The Place: El Carmen, 8138 W 3rd St., Los Angeles, CA, (323) 852-1552.

The Hours: 5-7 p.m. Mon.-Fri.

The Deals: $3 cans of Tecate, $4 margaritas, $2 guacamole, $5 combination platters (two tacos with rice and beans), and free chips and salsa.

The Digs: When you stroll up to a bar at 6:15 p.m., your mind conquered by visions of tequila and salty chips, and a lady with a clipboard tells you to come back in two hours, after some dill-weed's noxious tasting party has ended, you started to think the worst about the place. You glance inside at the cackling patrons, the Mexican wrestler mask decor, and the bulbous lights dousing the room in a red-orange haze, and you doubt you ought to bother. You don't. Because, after 7 p.m., the prices for the things you want to eat and drink go up.

El Carmen is a cool margarita bar that probably convinces trendy types it's a tad cooler than it actually is. That shouldn't deter you from making it cooler by showing up from time to time. If you read the highly informative website Yelp, you might come to the conclusion that El Carmen is a dive. Anyone who calls this place a dive because it's small and doesn't have a website needs to take his or her memory for a little jog -- hopefully back to some truly musty side-street den where old men come to wallow and beer is judged by temperature, not by which Belgian monastery squirted it out.
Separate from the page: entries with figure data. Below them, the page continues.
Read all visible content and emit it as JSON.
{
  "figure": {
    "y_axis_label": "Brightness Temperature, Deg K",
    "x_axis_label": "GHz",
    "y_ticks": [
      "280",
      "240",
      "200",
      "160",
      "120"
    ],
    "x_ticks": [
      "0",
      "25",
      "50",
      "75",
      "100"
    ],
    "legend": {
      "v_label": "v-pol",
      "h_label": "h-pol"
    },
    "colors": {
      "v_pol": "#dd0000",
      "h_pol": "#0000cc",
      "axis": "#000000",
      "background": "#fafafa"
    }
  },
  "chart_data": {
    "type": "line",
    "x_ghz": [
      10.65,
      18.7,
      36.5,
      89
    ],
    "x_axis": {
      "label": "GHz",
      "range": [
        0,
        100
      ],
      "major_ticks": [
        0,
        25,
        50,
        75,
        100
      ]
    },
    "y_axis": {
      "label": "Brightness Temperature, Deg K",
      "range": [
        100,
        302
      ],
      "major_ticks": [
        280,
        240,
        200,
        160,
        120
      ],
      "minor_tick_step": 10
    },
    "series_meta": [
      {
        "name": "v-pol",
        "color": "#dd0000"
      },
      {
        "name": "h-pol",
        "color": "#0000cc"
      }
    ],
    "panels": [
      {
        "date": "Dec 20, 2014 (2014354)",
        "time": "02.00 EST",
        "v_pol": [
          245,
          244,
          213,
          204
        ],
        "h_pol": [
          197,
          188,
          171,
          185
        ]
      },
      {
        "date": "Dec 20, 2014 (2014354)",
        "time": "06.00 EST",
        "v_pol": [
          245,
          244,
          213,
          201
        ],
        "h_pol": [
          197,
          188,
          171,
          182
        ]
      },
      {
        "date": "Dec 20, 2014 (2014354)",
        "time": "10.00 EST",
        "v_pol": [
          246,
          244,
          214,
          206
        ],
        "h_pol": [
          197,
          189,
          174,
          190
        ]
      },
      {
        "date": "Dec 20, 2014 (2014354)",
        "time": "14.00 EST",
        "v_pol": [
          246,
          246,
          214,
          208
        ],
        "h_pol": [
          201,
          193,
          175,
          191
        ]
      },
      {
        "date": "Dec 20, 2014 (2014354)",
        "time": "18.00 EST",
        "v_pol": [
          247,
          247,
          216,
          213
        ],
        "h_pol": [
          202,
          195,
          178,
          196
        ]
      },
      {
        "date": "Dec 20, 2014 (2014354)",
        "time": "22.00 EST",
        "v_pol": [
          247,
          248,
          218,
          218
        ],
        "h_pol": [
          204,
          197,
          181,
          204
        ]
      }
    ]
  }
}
The Verdict: A standard frozen margarita here is like a big snow cone, but better because it's served in a goblet. Pale gold blobs of froth start sliding over the side without warning. It tastes fantastic, not too sugary, and one isn't rugged enough to keep you from driving home afterwards. Since they're only four bucks though, have a handful and call a cab. Or switch to Tecate.

While aficionados of homespun birria joints and obscure taco trucks may scoff, the food here is actually a lot better than it has to be. Plenty of fools will half-heartedly dab away at anything edible when the drinks are cheap and the scene is right, but here, they're bailed out. Flanked with a smooth, luxurious black bean puree and reasonably fluffy rice, the papas tacos are excellent -- seasoned, mashed tubers spread across a double-stack of corn tortillas -- and the hongo tacos possess a sweet shroomy earthiness that matches the mild acidic bite of the salsa spooned on top.